Comme nous le savons maintenant, ce n’était pas juste une opération locale d’un petit loubard. Sans tenir compte du double discours dans la presse, la Salwa Judum était une opération conjointe par le gouvernement de l’Etat du Chhattisgarh et du Parti du Congrès qui était au pouvoir à l’Etat central. Elle n’avait pas le droit d’échouer. Pas alors que tous ces MOU étaient en attente, comme le flétrissement d’espoirs sur le marché du mariage. Le Gouvernement subissait une pression terrible pour présenter un nouveau plan. Il est venu avec l’Opération Green Hunt. Les SPO de la Salwa Judum sont maintenant appelé Commandos Koya. Il a déployé la Chhattisgarh Armed Force (CAF – Force Armée du Chhattisgarh), la Central Reserve Police Force (CRPF ), la Border Security Force (BSF – Force de Sécurité Frontalière), la Indo-Tibetan Border Police (ITBP – Police Frontalière Indo-Tibétaine), la Central Industrial Security Force (CISF – Force Centrale de Sécurité Industrielle), les Grey Hounds, les Scorpions, les Cobras. Et une police affectueusement appelée WHAM – Winning Hearts and Arms (Gagnant les Cœurs et les Esprits) Les guerres importantes sont souvent livrées dans des endroits improbables. Le capitalisme de libre marché a battu le communisme soviétique dans les montagnes lugubres d’Afghanistan. Ici, dans les forêts de Dantewara, une bataille fait fureur pour l’âme de l’Inde. Beaucoup de choses ont été dites à propos de l’aggravation de la crise dans la démocratie indienne et la complicité entre les grandes entreprises, les partis politiques principaux et l’établissement de sécurité. Si quelqu’un veut faire une vérification par sondage, Dantewara est le lieu où aller.

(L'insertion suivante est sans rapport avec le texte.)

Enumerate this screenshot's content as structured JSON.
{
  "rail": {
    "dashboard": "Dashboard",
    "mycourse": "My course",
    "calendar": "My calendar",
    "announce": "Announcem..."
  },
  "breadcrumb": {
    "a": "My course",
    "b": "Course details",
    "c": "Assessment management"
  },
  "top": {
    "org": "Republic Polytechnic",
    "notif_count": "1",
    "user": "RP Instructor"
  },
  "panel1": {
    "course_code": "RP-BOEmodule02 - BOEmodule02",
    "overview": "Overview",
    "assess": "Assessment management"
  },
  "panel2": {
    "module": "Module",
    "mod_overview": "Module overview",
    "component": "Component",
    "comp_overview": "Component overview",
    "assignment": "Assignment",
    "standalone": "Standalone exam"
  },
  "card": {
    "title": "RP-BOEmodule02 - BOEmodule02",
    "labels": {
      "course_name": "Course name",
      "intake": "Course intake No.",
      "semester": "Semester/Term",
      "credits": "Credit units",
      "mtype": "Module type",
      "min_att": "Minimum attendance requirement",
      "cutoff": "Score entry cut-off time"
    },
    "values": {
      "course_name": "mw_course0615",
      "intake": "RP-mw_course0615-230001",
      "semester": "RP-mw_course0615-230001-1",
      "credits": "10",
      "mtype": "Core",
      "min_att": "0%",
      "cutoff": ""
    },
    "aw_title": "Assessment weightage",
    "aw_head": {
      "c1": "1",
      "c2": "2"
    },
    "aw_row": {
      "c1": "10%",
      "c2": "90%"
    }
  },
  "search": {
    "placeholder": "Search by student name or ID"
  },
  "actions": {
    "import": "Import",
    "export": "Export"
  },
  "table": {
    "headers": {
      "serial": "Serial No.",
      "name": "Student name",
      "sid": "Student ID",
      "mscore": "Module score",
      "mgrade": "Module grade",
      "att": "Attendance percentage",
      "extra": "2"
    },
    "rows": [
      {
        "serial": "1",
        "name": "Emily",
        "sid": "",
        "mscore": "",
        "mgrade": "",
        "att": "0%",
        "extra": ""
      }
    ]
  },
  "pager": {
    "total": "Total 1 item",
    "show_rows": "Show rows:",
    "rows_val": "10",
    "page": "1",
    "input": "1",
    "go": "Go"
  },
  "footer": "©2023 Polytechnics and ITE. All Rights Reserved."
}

Une ébauche de rapport sur les Relations Agraires de l’Etat et la Tâche Inachevée de la Réforme de la Terre (Volume 1) a dit que Tata Steel et Essar Steel étaient les premiers financiers de la Salwa Judum. Vu que c’était un Rapport du Gouvernement, il a créé une vague quand il a été dévoilé à la presse. (Le fait a été par la suite exclu du rapport final. Etait-ce une erreur sincère, ou quelqu’un a-t-il reçu une gentille petite tape de fer sur l’épaule ?)

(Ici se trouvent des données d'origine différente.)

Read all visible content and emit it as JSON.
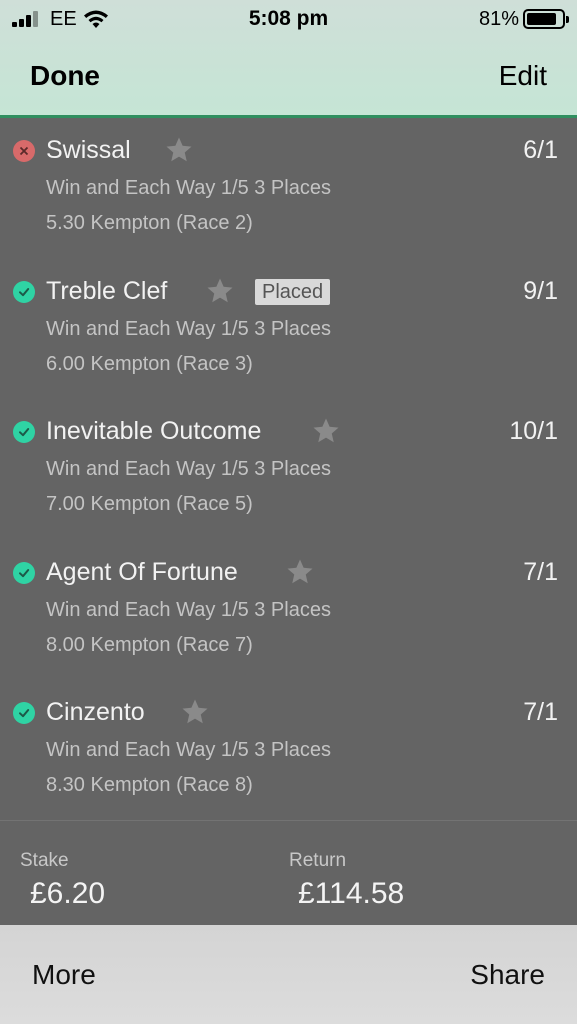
{
  "status_bar": {
    "carrier": "EE",
    "time": "5:08 pm",
    "battery_percent": "81%"
  },
  "nav": {
    "done_label": "Done",
    "edit_label": "Edit"
  },
  "selections": [
    {
      "name": "Swissal",
      "odds": "6/1",
      "market": "Win and Each Way 1/5 3 Places",
      "race": "5.30 Kempton (Race 2)",
      "result": "lost",
      "badge": ""
    },
    {
      "name": "Treble Clef",
      "odds": "9/1",
      "market": "Win and Each Way 1/5 3 Places",
      "race": "6.00 Kempton (Race 3)",
      "result": "won",
      "badge": "Placed"
    },
    {
      "name": "Inevitable Outcome",
      "odds": "10/1",
      "market": "Win and Each Way 1/5 3 Places",
      "race": "7.00 Kempton (Race 5)",
      "result": "won",
      "badge": ""
    },
    {
      "name": "Agent Of Fortune",
      "odds": "7/1",
      "market": "Win and Each Way 1/5 3 Places",
      "race": "8.00 Kempton (Race 7)",
      "result": "won",
      "badge": ""
    },
    {
      "name": "Cinzento",
      "odds": "7/1",
      "market": "Win and Each Way 1/5 3 Places",
      "race": "8.30 Kempton (Race 8)",
      "result": "won",
      "badge": ""
    }
  ],
  "summary": {
    "stake_label": "Stake",
    "stake_value": "£6.20",
    "return_label": "Return",
    "return_value": "£114.58"
  },
  "toolbar": {
    "more_label": "More",
    "share_label": "Share"
  },
  "colors": {
    "won": "#2fd3a4",
    "lost": "#d86a6a",
    "header_accent": "#2f8f5f"
  }
}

Le 12 octobre 2009, l’audience publique obligatoire pour l’aciérie Tata, sensée se tenir à Lohandigua où les locaux auraient pu aller, a en fait eu lieu dans une petite salle a l’intérieur du Collectorat de Jagdalpur, éloigné de plusieurs miles et avec un cordon massif de sécurité. Un public loué de cinquante tribaux a été amené dans un convoi escorté de jeeps du gouvernement. Après la réunion, le Percepteur du District a félicité ‘le peuple de Lohandiguda’ pour sa coopération. Les journaux locaux ont rapporté le mensonge, même s’ils savaient. (Les publicités ont afflué) Malgré les objections des villageois, l’acquisition de la terre pour le projet a commencé.
Les maoïstes ne sont pas les seuls à chercher à renverser l’Etat indien. Il a déjà été renversé plusieurs fois, par le fondamentalisme hindou et le totalitarisme économique.